Pour son premier long-métrage depuis le drame dans l’espace Gravity (2013), qui avait gagné pas moins de sept Oscars, Alfonso Cuarón revient sur terre et nous plonge dans le Mexico du début des années 1970 pour nous raconter l’histoire de Cleo (Yalitza Aparicio), une jeune femme d’origine mixtèque, employée comme bonne dans la famille d’un médecin.
L’ambition esthétique du film en noir et blanc aux caractéristiques néo-réalistes s’annonce dès le premier plan : un carrelage en losange, le bruit d’un balai, puis quelques secondes après, l’eau du lavage qui envahit le cadre, nous révélant dans son reflet l’ouverture de cette petite cour intérieure vers le ciel avec un avion qui passe. Cette maîtrise absolue de l’image s’étendra sur les deux heures et quinze minutes du film qui nous montre Cleo tantôt comme nounou respectée comblant aussi le vide affectif dans la maison, tantôt comme domestique devant retenir tous les soirs le chien au collier pendant que le docteur passe son immense voiture par l’entrée du garage presque trop petite.
L’ambiguïté de cette vie lui semble tolérable aussi longtemps que Cleo peut se détendre pendant les petites sorties avec sa collègue Adela (Nancy Garcia Garcia). Mais les choses se compliquent lorsqu’elle tombe enceinte de son premier petit ami, Fermin (Jorge Antonio Guerrero).

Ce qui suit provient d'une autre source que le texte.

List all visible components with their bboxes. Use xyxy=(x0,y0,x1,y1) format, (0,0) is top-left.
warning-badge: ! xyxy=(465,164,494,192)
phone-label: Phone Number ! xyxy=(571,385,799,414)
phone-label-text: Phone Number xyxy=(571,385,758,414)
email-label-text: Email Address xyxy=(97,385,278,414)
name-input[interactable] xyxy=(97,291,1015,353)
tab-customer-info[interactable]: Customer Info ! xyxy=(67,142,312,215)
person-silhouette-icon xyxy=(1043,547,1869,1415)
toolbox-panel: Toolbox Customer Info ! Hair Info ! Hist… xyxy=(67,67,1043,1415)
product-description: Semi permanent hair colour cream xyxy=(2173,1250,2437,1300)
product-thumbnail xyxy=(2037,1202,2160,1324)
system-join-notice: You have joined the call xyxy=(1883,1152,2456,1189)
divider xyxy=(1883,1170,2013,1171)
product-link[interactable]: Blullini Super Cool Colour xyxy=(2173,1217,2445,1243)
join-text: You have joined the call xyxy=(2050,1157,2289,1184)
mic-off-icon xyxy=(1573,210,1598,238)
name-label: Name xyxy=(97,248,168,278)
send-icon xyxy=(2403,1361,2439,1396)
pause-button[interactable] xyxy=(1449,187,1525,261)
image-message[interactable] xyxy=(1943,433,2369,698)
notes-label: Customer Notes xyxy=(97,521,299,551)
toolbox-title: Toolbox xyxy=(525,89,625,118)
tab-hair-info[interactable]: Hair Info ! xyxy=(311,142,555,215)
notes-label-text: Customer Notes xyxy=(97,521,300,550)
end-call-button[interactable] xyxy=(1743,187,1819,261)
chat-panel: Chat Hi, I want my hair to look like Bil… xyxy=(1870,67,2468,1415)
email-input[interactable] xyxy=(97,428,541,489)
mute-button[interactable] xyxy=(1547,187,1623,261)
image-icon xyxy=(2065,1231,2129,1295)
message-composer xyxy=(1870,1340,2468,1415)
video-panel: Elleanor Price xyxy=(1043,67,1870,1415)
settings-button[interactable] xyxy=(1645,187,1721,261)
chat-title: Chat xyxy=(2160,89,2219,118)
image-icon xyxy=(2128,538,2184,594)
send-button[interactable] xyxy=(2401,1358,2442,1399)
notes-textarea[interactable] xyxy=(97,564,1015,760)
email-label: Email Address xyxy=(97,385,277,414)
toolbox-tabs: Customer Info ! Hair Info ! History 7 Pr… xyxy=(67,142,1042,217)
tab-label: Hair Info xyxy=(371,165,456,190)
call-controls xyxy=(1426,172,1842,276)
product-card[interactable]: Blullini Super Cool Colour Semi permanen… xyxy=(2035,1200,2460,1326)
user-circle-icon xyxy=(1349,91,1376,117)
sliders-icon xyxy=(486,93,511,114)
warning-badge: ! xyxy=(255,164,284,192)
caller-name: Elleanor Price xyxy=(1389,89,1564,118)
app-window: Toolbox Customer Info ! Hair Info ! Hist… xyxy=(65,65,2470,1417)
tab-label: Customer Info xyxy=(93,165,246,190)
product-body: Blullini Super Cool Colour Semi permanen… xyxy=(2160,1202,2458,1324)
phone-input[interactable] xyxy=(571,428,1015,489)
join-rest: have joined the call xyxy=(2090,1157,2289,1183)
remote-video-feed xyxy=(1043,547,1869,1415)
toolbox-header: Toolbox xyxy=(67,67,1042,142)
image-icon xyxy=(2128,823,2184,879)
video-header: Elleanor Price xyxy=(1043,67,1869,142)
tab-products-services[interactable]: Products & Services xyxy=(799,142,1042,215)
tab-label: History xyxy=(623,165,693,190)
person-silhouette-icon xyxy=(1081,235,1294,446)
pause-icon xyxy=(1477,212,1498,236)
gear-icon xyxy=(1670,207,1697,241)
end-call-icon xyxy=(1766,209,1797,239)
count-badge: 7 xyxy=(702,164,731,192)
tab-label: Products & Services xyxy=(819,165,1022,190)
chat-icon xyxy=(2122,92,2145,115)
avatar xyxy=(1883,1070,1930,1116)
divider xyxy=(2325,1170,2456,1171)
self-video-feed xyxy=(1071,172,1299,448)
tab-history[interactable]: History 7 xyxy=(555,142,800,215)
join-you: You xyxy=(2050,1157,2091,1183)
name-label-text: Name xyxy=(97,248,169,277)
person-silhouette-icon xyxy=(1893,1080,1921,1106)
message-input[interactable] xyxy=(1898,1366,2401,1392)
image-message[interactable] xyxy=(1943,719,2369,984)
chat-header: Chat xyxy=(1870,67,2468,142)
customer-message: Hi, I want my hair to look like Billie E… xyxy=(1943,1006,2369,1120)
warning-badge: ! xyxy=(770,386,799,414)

Aussi alléchante que la mise en scène magistrale d’Alfonso Cuarón avec ses plans séquences complexes, puisse être, elle agit par moment contre sa propre intention. La lenteur de la contemplation nous permet certes de vivre les taquineries des enfants et les problèmes relationnels des maîtres de maison comme un visiteur assis sur leur canapé, mais le côté chorégraphique et la distance physique des acteurs à la caméra nous empêchent souvent d’accrocher réellement à leurs émotions. Cette manière néo-réaliste de ne pas dramatiser les événements davantage fonctionne très bien dans une séquence pendant laquelle un des enfants de la maison et son cousin courent à travers la ville et croient entre-apercevoir le père avec une autre femme. Le moment n’est pas approfondi avec des gros plans et cela suffit, justement parce qu’il s’agit de semer le doute. Lorsque l’on reste pourtant pendant quelques minutes avec un personnage souffrant, cette distance crée un vide d’immersion et d’empathie, qui réduit certaines séquences à l’exercice de style de très haut niveau.
Lorsque l’on sort avec les protagonistes de Roma, le quartier huppé de Mexico, qui donne aussi son titre au film, Alfonso Cuarón ouvre son scénario vers un fond historique. Fermin, le copain de Cleo, qui refuse sa paternité, s’avère également faire partie de l’escadron co-responsable du massacre de Corpus Christi, dans lequel plus de cent étudiants trouveront la mort. Ainsi les rouages de la grande et de la petite histoire s’imbriquent parfaitement dans le scénario écrit par le réalisateur. La grande force du film est sa façon de placer sa protagoniste dans le rôle de témoin, celui d’une famille bourgeoise dysfonctionnelle et celui de grandes luttes politiques, tout en racontant son histoire à elle. L’empathie pour les personnages se fait toutefois attendre jusqu’à la toute fin.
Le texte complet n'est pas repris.